Somente em sonho me revelas teus segredos,

Jamais pedindo a ti quanto mais quero;

Minha postura contida nunca altero,

Melhor quimera alimentar em tais degredos,

Do que um beijo pedir permeio a medos

E ver negada tal petição que gero.

Por qual razão me seria concedido,

Por mais ardente que seja meu desejo

De teus lábios tocar sequer em leve adejo;

Ao desaponto por que me arriscaria,

Por que a ti talvez mesmo eu magoaria,

Se gozar posso da miragem de teu beijo?

O SALTO DA RIBEIRA II

Assim vivemos em plena segurança,

Nessa amizade que em torno a nós se assente.

Breve calor nessa passagem rente,

Sem ser a alma mordida de esperança;

Não se balança na ribeira da bonança

Que a sociedade ao redor gera frequente,

Certa certeza na visão mais complacente,

Que só aos limites da imaginação alcança.

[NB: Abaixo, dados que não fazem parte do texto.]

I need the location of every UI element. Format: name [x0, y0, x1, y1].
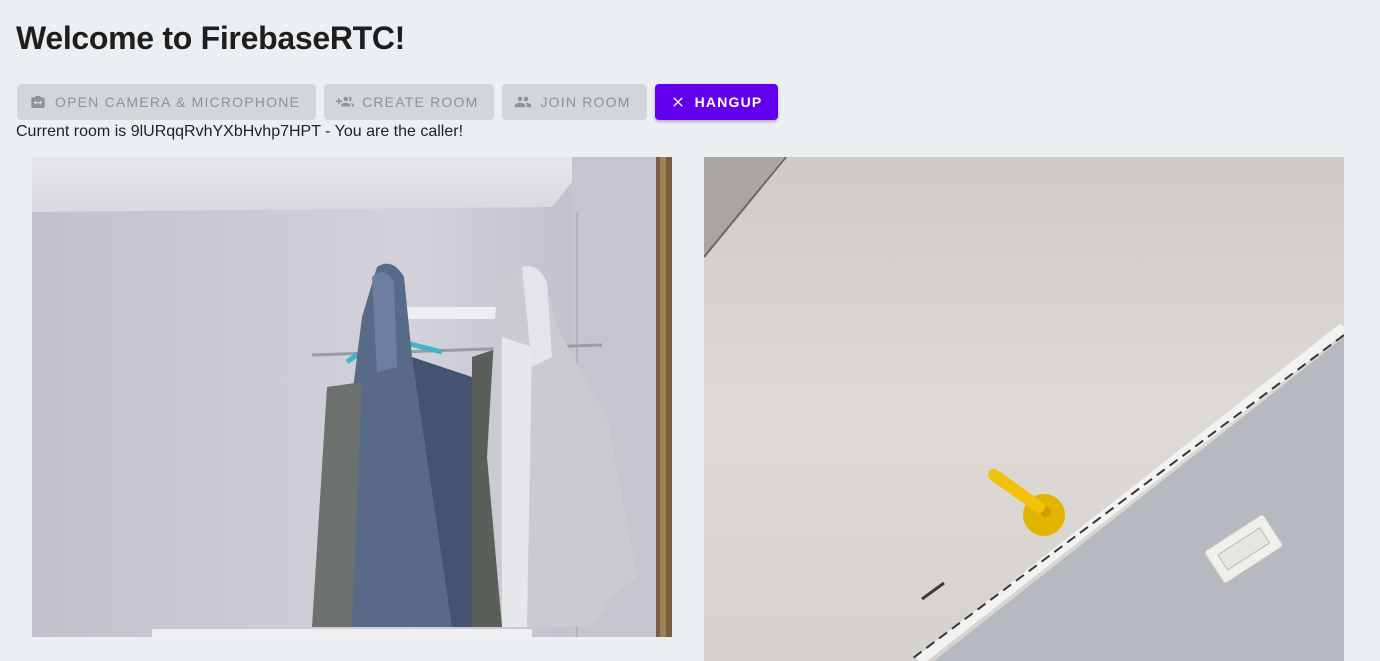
join-room-button[interactable]: Join room [502, 84, 647, 120]
camera-switch-icon [29, 93, 47, 111]
group-add-icon [336, 93, 355, 111]
remote-video [704, 157, 1344, 661]
local-video [32, 157, 672, 637]
close-icon [669, 93, 687, 111]
group-icon [514, 93, 532, 111]
hangup-button[interactable]: Hangup [654, 84, 779, 120]
hangup-label: Hangup [694, 94, 763, 110]
app-root: Welcome to FirebaseRTC! Open camera & mi… [0, 0, 1380, 661]
join-room-label: Join room [540, 94, 631, 110]
open-camera-label: Open camera & microphone [55, 94, 301, 110]
create-room-button[interactable]: Create room [324, 84, 495, 120]
page-title: Welcome to FirebaseRTC! [16, 20, 406, 56]
open-camera-button[interactable]: Open camera & microphone [17, 84, 317, 120]
button-bar: Open camera & microphone Create room Joi… [17, 84, 779, 120]
current-room-status: Current room is 9lURqqRvhYXbHvhp7HPT - Y… [16, 123, 464, 140]
create-room-label: Create room [362, 94, 479, 110]
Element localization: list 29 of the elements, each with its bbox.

A cidade nos fornece o alimento,

Em troca do dinheiro recebido,

A luz e a água tomamos por direito,

Numa certeza sem motivo ou impedimento,

Que tudo estará tal qual se tem vivido,

Sem graves saltos a martelar no peito.

O SALTO DA RIBEIRA III

Também a amizade nos dá a segurança.

Por que em risco a poderíamos colocar,

Pelo impulso de um gesto sem pensar,

Somente em prol de minúscula esperança?

E por que se ansiará por mais bonança,

Se a que se almeja é mais fácil desgastar?

Que permaneça o desejo em seu lugar:

Será que mesmo quem espera sempre alcança?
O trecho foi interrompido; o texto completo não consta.